Я задыхаюсь от злости, хочу что-то сказать, но с губ слетает только шипение. Потом я приседаю, сбрасываю с себя руки Демьяна Семеновича, выскакиваю в коридор, хватаю шинель, наскоро обуваюсь и вываливаюсь на улицу. Грязь летит из-под моих мокроступов в разные стороны, серебрится под лунным светом на шинели, но я не обращаю на это внимания. Я шагаю в общежитие, подальше от теткиного дома, где осталась истерзанная гармонь, и мне кажется, что и в мою грудь кто-то безжалостно всадил нож.
Дукат
Домик наш, деревянный, рубленный еще до революции из ольхи и служивший надежным приютом для всей многочисленной семьи, вдруг после войны стал оседать, как подкошенный гриб. Наверное, у домов, как и у людей, наступает такой срок, когда ослабевает воля, утрачивается характер, разрывается та крепкая нить, которая связывает с жизнью.
В одно лето наше жилище припало на угол, точно хромой на больную ногу, верхние венцы выдались вперед, и три окна, раньше весело смотревшие на мир, теперь запали глубоко в стены, ввалились, как глаза у старухи. По ночам, особенно когда дул пронзительный северный ветер, слышался противный скрип пораженных грибком стен, и занавески в доме играли, словно уличные флаги.
Впрочем, семейство наше еще задолго до этого заметно убавилось. Ушли в город два дяди, братаны отца, вышла замуж его сестра, а потом и дед уехал к сынам на городские харчи. Теперь всего три жильца и было в этом пятистенке: моя мать, я и сестра матери, тетка Елена, крепкая, дородная, не выходившая замуж тридцатилетняя женщина.
Мать часто вслух рассуждала, что с домом совсем худо, если не заняться ремонтом, то в одночасье подгнившие стены не выдержат и крыша грохнет на нас, сделав для всех нас братскую могилу. Но как ремонтировать, если не было денег, да к ним еще нужны лес, другие материалы, а самое главное — крепкие мужские руки?
Но в тот год нам крепко повезло. Нежданно-негаданно в село нагрянул Сергей Бочаров, красивый молодой капитан, фронтовой летчик в фуражке с голубым околышем. Мы, деревенская ребятня, ходили за ним табуном, каждое его слово ловили на лету, с восторгом слушали его фронтовые истории.

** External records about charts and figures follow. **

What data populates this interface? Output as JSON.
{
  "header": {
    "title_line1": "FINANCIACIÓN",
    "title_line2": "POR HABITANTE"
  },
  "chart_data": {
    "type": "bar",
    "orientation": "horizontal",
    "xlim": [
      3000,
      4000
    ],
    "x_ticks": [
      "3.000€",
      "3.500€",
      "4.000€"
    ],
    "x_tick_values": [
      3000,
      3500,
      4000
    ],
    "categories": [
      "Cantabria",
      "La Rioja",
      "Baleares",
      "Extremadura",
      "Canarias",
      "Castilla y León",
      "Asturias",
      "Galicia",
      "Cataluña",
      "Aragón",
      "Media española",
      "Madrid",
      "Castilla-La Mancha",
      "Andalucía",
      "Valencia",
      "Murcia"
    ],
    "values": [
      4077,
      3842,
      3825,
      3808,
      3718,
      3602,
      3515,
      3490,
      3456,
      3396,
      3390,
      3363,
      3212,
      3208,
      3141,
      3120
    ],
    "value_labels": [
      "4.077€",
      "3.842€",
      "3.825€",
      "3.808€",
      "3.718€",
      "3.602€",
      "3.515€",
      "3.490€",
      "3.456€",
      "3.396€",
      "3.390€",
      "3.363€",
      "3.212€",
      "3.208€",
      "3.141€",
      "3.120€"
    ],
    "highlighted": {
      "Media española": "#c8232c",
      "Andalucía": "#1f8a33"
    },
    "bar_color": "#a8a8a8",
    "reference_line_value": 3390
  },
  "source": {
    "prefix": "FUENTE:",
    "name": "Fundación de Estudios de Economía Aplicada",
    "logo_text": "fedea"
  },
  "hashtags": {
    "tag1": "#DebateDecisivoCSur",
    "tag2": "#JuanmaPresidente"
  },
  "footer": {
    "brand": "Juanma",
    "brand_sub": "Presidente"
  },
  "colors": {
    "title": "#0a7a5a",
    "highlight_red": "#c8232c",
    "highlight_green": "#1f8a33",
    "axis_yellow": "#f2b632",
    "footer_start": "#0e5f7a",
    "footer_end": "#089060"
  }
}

Особенно взволновал нас рассказ о том, как Сергей в весенний разлив спустился на парашюте на крохотный остров среди разлившейся реки, два дня мерз и голодал, как Робинзон Крузо, на этом голом, «как череп» (так говорил капитан), острове, а потом не выдержал — да, собственно, и ждать было нечего, кто бы нашел его в этой кипящей стихии! — и, оставшись в одном белье, а одежду связав в узел, поплыл на левый берег, туда, где находилась его часть. Плыть надо было немного, метров двести-триста, но на реке еще качалась ледовая шуга, вода обжигающим пламенем охватывала тело, и даже мы понимали, что пускаться вплавь, да еще с одеждой в руках, было практически смертельным делом. Но Бочаров одолел реку, хоть и чудом, потому что уже перед берегом в судороге свело ноги, и он, кое-как подгребая одной рукой и помогая туловищем, изгибаясь, как змея, все-таки одолел эти последние несколько метров. Мы потом в пруде пытались повторить его подвиг, высоко подняв узелки со своей рваной одежонкой, плыли на другой берег, помогая себе ногами, но чаще всего получалось так, что одежда наша оказывалась в воде, а мы, как слепые щенята, фыркали и сплевывали затхлую прудовую воду.